Pour Your Heart Out: Remembering Life Before Kids

Join me tomorrow for a #teachat with Gevalia tomorrow 11/11 at 10am EST! Fun twitter chat: with prizes!

If you need more info about Pour Your Heart Out, see THIS post.

But, really, it’s anything that YOU consider pouring your heart out.
Be sure to check out some of the links- you will find some amazing stories out there.
Again, just a brief reminder that everyone linking is pouring their hearts out and we should all be respectful in our comments. πŸ˜‰

 

Some Pour Your Heart Outs are very serious and gut-wrenching, like the one I wrote last week about my son. And sometimes, they are a bit more light-hearted. Remember that as long as you are pouring out what is on your heart, it counts!

Last weekend, I was out and about with Monkey, running errands.

This is a small town. Near impossible to go anywhere where you don’t run into someone that you know. Sometimes this is good, sometimes not.

As Monkey and I were heading into Target, I saw someone that I used to work with.

I called out to her. It took her a second or two to recognize me and then we hugged and chatted. Made plans to get together soon.

And seeing her took me back. It really is a whole different life before we have kids, isn’t it?
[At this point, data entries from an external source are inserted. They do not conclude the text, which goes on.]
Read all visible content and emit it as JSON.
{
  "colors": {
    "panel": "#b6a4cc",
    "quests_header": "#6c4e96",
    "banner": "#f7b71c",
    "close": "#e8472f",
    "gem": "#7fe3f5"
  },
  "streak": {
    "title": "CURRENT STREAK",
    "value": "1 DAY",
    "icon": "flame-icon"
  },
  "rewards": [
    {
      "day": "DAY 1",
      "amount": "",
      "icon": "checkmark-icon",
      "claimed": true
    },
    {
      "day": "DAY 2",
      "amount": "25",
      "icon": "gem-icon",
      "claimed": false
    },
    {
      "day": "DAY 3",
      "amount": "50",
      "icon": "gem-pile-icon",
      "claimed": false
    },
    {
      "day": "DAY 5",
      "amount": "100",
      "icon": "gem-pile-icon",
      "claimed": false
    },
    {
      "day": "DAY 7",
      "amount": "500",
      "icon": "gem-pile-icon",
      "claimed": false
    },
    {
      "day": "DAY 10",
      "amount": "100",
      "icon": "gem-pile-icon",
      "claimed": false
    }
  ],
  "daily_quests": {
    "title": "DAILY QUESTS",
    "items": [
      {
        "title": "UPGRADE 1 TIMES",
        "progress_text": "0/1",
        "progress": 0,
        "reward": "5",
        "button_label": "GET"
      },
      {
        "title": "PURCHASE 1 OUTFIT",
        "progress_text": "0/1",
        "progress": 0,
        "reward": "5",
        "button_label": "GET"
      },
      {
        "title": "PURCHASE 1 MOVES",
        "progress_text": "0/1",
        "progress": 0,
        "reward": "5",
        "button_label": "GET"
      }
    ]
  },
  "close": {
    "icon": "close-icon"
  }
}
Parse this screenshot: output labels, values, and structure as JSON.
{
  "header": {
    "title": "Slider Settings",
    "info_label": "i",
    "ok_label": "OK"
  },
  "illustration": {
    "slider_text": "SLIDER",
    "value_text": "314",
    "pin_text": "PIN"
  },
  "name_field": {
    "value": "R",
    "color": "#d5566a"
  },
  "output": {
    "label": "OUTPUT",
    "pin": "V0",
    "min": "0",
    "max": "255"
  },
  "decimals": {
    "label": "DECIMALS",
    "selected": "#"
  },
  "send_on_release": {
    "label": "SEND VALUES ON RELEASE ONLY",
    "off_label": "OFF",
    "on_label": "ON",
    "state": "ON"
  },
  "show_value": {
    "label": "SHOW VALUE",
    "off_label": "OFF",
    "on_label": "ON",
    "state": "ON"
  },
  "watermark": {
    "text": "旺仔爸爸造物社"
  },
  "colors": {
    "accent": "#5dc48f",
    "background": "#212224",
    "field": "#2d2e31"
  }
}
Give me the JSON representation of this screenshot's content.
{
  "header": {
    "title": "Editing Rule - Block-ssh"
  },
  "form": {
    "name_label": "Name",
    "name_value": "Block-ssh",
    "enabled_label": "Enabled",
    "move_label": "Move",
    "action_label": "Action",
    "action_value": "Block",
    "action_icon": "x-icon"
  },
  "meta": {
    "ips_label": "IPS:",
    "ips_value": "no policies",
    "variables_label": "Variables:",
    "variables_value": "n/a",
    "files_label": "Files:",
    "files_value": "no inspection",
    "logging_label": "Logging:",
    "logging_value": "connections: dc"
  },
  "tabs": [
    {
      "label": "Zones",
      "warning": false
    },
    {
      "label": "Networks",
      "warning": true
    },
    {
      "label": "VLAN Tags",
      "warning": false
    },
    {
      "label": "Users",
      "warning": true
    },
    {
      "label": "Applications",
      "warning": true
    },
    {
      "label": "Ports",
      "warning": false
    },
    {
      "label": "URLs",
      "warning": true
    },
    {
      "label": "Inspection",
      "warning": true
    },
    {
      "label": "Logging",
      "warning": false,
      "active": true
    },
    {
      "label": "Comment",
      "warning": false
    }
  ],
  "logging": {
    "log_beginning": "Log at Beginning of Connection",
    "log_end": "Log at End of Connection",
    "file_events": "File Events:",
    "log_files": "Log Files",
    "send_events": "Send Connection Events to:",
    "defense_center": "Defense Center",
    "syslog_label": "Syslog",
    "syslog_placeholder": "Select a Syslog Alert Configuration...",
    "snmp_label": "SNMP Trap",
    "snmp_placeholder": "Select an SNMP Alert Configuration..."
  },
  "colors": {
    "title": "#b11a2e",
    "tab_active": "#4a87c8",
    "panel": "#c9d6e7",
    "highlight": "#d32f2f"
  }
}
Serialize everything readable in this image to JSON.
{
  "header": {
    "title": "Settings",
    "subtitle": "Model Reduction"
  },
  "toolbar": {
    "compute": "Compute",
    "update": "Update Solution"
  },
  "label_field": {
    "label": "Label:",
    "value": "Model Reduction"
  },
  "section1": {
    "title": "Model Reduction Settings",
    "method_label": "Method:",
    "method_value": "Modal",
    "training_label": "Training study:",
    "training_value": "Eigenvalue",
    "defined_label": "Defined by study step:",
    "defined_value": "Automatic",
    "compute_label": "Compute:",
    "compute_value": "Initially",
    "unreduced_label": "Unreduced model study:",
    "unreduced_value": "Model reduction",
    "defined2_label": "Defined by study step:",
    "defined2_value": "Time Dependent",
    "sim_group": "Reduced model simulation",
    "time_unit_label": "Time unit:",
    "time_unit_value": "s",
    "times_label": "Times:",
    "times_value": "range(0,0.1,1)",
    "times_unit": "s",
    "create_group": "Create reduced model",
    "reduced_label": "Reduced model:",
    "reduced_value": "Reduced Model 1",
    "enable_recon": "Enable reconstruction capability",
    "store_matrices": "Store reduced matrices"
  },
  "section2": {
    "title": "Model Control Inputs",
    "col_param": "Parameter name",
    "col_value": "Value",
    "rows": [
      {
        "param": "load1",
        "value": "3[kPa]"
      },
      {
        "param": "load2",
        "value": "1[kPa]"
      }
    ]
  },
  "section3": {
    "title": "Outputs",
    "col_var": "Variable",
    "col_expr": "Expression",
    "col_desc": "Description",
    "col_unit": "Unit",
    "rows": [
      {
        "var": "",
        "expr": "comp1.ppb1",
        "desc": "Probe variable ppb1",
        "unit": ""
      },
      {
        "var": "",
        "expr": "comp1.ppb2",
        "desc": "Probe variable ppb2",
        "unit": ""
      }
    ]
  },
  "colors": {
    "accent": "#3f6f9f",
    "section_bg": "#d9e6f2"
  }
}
She was the first one to suggest that I could be pregnant. We were on a long bus ride home from a field trip when I mentioned how tired I’d been lately, more than I’d ever been. And she asked if it were possible if I were pregnant. I can see that moment so clearly- because it was the first time I realized that maybe I could be.

A few weeks later, a positive pregnancy test, and she was the second person that I told about it. Hubs being the first.

The next school year, we were both transferred to the new elementary school. We shared lessons, books, and suggestions.

Complained about our insane principal and the third member of our grade-level team, who didn’t know how to do the math, let alone how to teach it.

When our guidance counselor misspelled her title as “counseler” and insisted to me that her spelling was the correct one, I practically skipped down the hall to my friend’s classroom to shriek with glee about this.  We laughed until we were practically crying.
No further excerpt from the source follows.